LAHORE: The growth pattern of the economy is skewed more towards the affluent than the working class, which is one of the main reasons we are lagging far behind in terms of inclusive development.
The large-scale manufacturing (LSM) statistics for July-April period released by the Pakistan Bureau of Statistics reveal cement sector registered 25 percent growth, cars, light commercial vehicles posted average growth of around 20 percent, motorcycle production surged by over 20 percent, while the production of tractors registered a 50 percent increase. Sugar and cigarettes also posted double digit growth.
If we look at the general consumption pattern of these items we will see that except for cigarettes and sugar all other products are out of common man’s reach. Vehicles are bought by the most affluent segment of society. In vehicles the highest growth was witnessed in high-end cars. Only the rich could afford them.
Tractors are bought by farmers having land holding of 25 acres or above. The farmers with land ownership of over 25 acres hardly constitute 13 percent of the farmers’ population.

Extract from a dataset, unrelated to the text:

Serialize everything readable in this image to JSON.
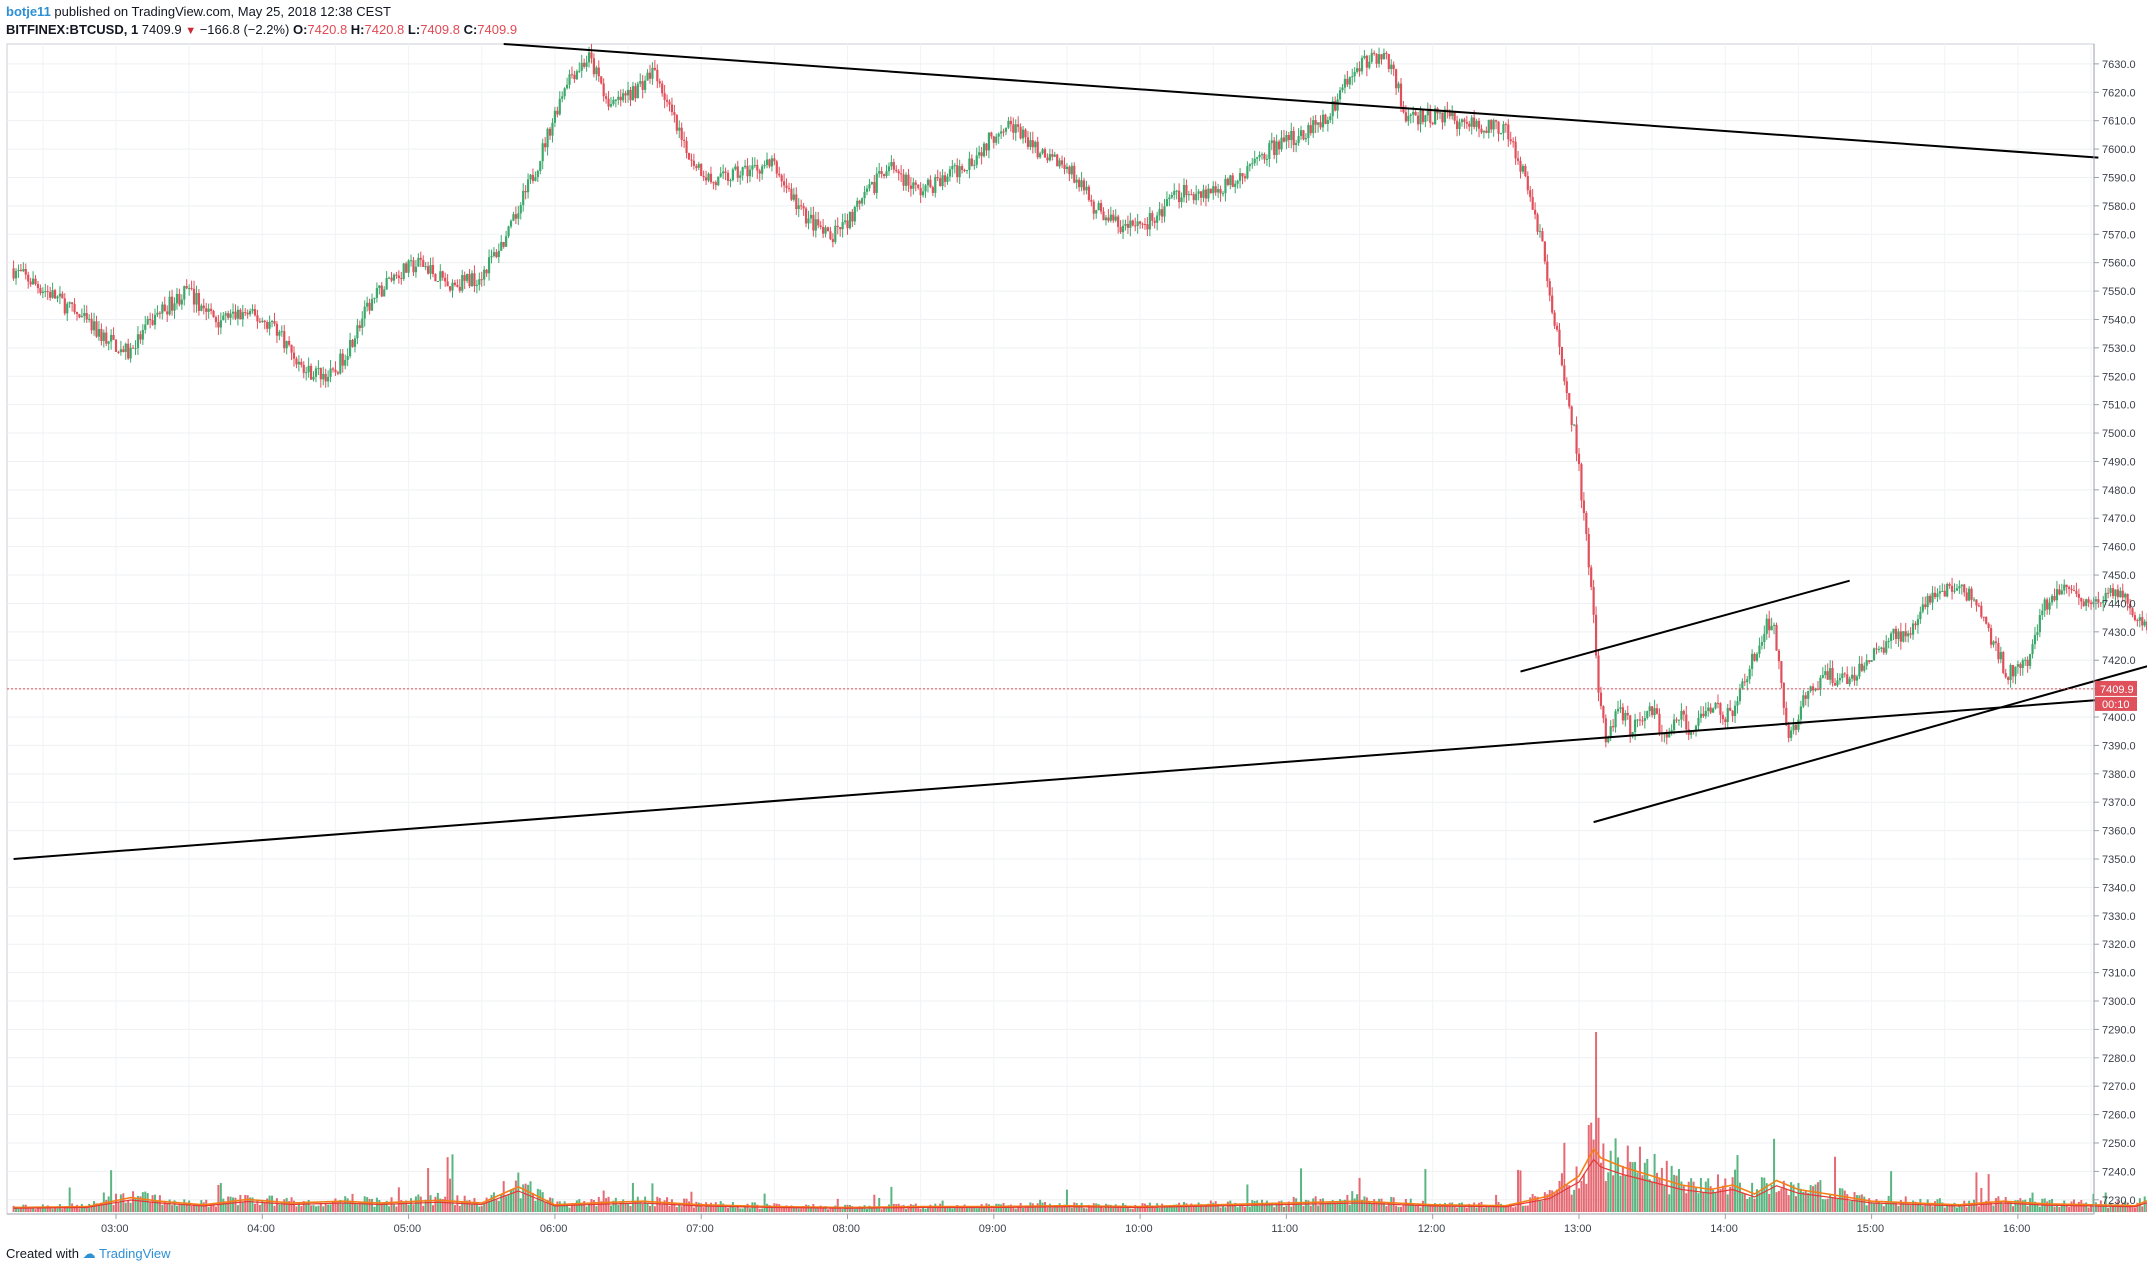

More than 87 percent of the land is owned by those having 12.5 acres or lesser land. The subsistence farming starts with 12.5 acres or above. Farmers with lesser land live in poverty. In the same way cement is required mainly by families that construct new houses. The poor and the middle class citizens hardly need cement (minor repairs do not count in its consumption).

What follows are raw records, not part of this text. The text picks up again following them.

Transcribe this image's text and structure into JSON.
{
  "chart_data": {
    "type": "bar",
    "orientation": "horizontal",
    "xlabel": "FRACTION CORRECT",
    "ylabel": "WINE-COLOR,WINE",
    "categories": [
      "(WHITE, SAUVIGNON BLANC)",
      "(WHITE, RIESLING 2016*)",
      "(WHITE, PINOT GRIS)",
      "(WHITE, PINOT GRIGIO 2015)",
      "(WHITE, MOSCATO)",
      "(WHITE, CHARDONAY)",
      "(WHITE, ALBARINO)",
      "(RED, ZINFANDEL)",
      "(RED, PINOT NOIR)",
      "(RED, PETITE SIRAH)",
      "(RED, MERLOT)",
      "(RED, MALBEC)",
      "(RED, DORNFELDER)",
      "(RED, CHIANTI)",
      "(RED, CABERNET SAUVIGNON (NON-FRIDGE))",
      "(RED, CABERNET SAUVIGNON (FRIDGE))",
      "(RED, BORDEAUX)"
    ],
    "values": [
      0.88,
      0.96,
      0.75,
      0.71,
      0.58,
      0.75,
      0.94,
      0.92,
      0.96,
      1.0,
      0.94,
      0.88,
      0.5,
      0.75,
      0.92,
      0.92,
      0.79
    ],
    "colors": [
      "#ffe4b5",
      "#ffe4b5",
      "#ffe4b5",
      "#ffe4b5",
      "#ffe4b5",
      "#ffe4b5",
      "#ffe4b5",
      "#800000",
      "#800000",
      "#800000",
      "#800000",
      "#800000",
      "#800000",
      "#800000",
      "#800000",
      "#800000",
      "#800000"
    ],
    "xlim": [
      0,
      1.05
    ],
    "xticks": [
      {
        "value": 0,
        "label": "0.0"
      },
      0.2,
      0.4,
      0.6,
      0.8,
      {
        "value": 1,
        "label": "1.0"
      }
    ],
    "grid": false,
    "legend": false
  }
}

Cigarettes are consumed more by the poor than the rich. Cigarette consumption has an extremely negative impact on the health of smokers, beside its consumption by the poor drastically reduces the already meagre resources available with poor households. Sugar again is consumed both by the rich and poor. But its price has become a big issue for the poor households. Generally speaking growth in above sectors of LSM has almost exclusively benefited the rich.

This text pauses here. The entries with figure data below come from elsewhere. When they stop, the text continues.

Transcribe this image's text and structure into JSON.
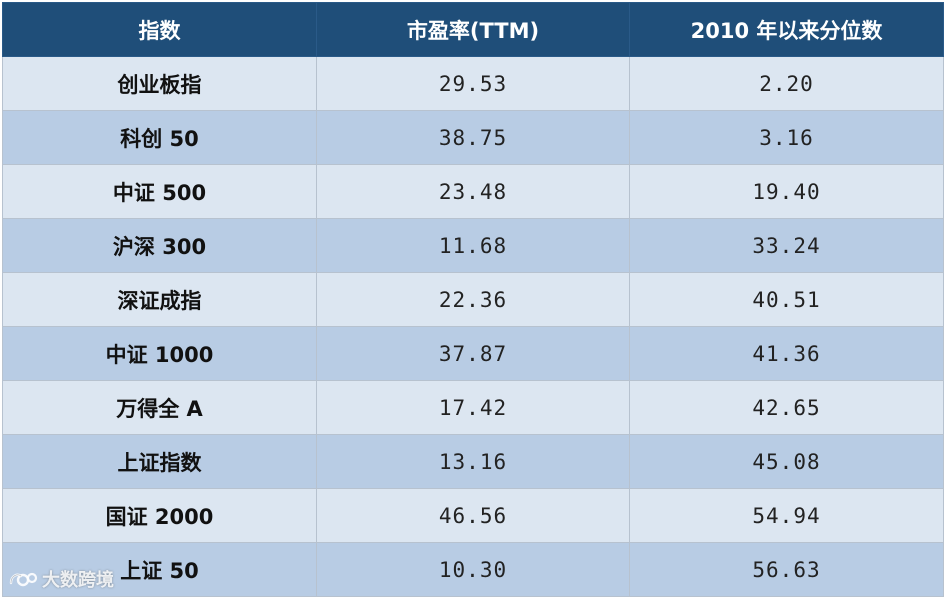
{
  "table": {
    "headers": [
      "指数",
      "市盈率(TTM)",
      "2010 年以来分位数"
    ],
    "rows": [
      {
        "name": "创业板指",
        "pe": "29.53",
        "pct": "2.20"
      },
      {
        "name": "科创 50",
        "pe": "38.75",
        "pct": "3.16"
      },
      {
        "name": "中证 500",
        "pe": "23.48",
        "pct": "19.40"
      },
      {
        "name": "沪深 300",
        "pe": "11.68",
        "pct": "33.24"
      },
      {
        "name": "深证成指",
        "pe": "22.36",
        "pct": "40.51"
      },
      {
        "name": "中证 1000",
        "pe": "37.87",
        "pct": "41.36"
      },
      {
        "name": "万得全 A",
        "pe": "17.42",
        "pct": "42.65"
      },
      {
        "name": "上证指数",
        "pe": "13.16",
        "pct": "45.08"
      },
      {
        "name": "国证 2000",
        "pe": "46.56",
        "pct": "54.94"
      },
      {
        "name": "上证 50",
        "pe": "10.30",
        "pct": "56.63"
      }
    ]
  },
  "watermark": {
    "text": "大数跨境",
    "icon": "brand-logo-icon"
  },
  "colors": {
    "header_bg": "#1f4e79",
    "row_light": "#dce6f1",
    "row_dark": "#b8cce4"
  }
}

The LSM growth remained negative in vegetable oil, cooking oil, and blended tea, all of which are the items used by both poor and rich. Negative growth has also impacted their rates. There was also a drop in the production of syrups and juices that the poor families serve to their guests in summer. The reduction in production shows that the consumption of these items has declined because of the inability of the poor to buy even a minor item that comes under luxury consumption by their standards.
There has been a decline in the production of upper leather, footwear, sewing machines, and many more that resulted in job losses for the poor. All these items are consumed by artisans for manufacturing different value added products.
The Covid-19 has not impacted the rich as is evident from the recent corporate results. When an economy is in recession generally the entire economy suffers. People lose jobs as they did in large numbers during recession and Covid-19. However at the same time the profitability of the corporate sector also declines as the uptake of their products is lower during recession but this has not happened this time in Pakistan. The corporate sector looks healthier than before but the commoners have suffered badly losing jobs as well as the incomes where jobs are intact.
For immunity against Covid-19 we pinned our hopes on the herd community while in case of economic wellbeing we depend upon the trickle down impact of accelerated growth. Unfortunately the accelerated growth looks like a dream in the short-term. With the type of growth we are currently witnessing almost entire benefits go to the rich and not even a trickle goes the poor’s way.
The situation would deteriorate sharply if a viable growth strategy is not introduced. This is a big challenge for the economic planners. They must realise we are in an unchartered territory.
The business and economic rules are being revisited the world over. The least we could do is not to deviate from the basics and eliminate rich bias in our planning. Countries that fail to include their poor in their business strategy would ultimately lose everything to their competing economies.